Bacterial nanocellulose (BNC) is a naturally derived
hydrogel that
has recently paved its way in several biomedical applications. Despite
its remarkable tissue-like properties, BNC does not express innate
anticoagulant or antimicrobial properties; therefore, appropriate
post-modification procedures are required to prevent nonspecific adhesion
and enhance the hemocompatibility properties of BNC-based biointerface.
Here, we report a new class of flexible, lubricant-infused BNC membranes
with superior antithrombotic and antibacterial properties. Using chemical
vapor deposition, porous BNC membranes were functionalized with fluorosilane
molecules and further impregnated with a fluorocarbon-based lubricant.
Compared with unmodified BNC membranes and commercially available
poly(tetrafluoroethylene) (PTFE) felts, our developed lubricant-infused
BNC samples significantly attenuated plasma and blood clot formation,
and prevented bacterial migration, adhesion, and biofilm formation
and exhibited superior fat and enzyme repellency properties.
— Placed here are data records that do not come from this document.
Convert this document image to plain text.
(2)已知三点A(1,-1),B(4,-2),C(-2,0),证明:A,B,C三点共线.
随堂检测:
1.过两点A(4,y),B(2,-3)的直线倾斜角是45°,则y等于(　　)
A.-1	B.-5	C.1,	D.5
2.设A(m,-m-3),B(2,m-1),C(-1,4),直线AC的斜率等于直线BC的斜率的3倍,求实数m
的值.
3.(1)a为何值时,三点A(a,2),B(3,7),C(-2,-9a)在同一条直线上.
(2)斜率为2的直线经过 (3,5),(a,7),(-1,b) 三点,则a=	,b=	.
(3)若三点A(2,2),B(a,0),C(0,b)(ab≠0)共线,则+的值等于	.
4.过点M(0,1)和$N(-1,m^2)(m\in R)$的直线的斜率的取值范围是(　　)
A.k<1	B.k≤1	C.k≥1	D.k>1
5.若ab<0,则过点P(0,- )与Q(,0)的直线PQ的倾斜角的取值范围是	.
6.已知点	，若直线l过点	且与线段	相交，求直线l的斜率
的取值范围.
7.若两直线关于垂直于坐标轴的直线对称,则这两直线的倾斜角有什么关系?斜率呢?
Moreover,
when subjected to mechanical testing, the lubricant-infused BNC membranes
demonstrated a significantly higher tensile strength and greater fatigue
resistance when compared with unmodified BNC samples and PTFE felts.
Overall, the superior mechanical strength and antithrombotic, antibacterial,
and fat/enzyme resistant properties observed in the developed super-repellent
BNC-based membranes render their application promising for various
biofluid-contacting medical implants and tissue engineering constructs.